Interest rates for cars, appliances and student loans become very attractive in a low-interest rate environment. Instead of paying off these loans at once, it may be better to borrow at a low rate and spend that money elsewhere or invest it to make more money.

  • Business

Low interest rates allow businesses to borrow more cheaply to buy machinery and equipment, hire employees and address other items where money is required to grow their business.


  • Savers earn less

Low interest rates provide lower income returns to savers whose main focus is the preservation of capital and income. This is because yields on savings accounts, certificates of deposit and bonds are very low.

  • Inflation

Low interest rates tend to result in increased inflation. More money in the economy contributes to people spending more, and therefore demanding more products and services. A strong economy and high demand pushes up the price of goods and services – resulting in increased inflation.

  • Potential housing bubble

A housing bubble is an increase in house prices fuelled by increased demand, speculation, and exuberant spending to the point of collapse. Due to the fear of missing out people are prepared to pay more and more until at some point there’s a correction, demand stagnates at the same time supply increases, this results in a sharp drop in prices – that’s what they call the bubble bursting.

  • A liquidity trap

A liquidity trap is where the RBA lowers interest rates to encourage spending, but instead of spending people save their money, rendering the monetary policy ineffective. We have seen this lately as the uncertainty caused by COVID-19 has caused many people to save any extra money they have in the bank, rather than spend it or invest it for higher yields.
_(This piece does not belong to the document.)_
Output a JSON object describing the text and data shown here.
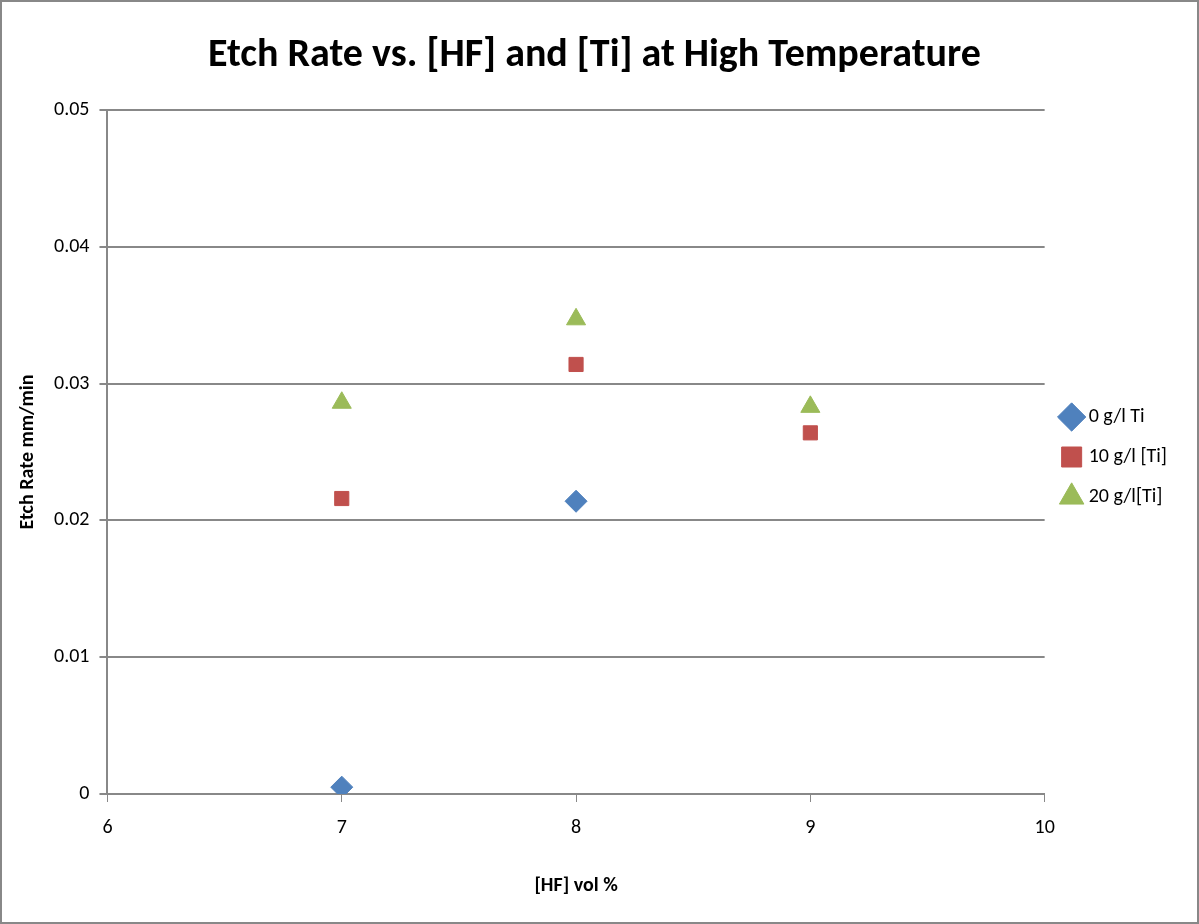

Some ways the Government might get the economy out of a liquidity trap include raising interest rates, hoping the situation will fix itself as prices fall to attractive levels, or increased government spending.

And so summary, lower interest rates leads to more money in the economy and contributes to people spending more, and therefore demanding more products and services. However, a strong economy and high demand pushes up the price of goods and services. At this stage the RBA may decide to raise the cash rate to slow things down a bit and manage inflation so that it stays within a healthy range. Interest rates also impact our exchange rate which has a large impact on our economy, but that’s another story for another day.

We hope we have given a useful brief outline on why interest rates are, have, and always will be in the news.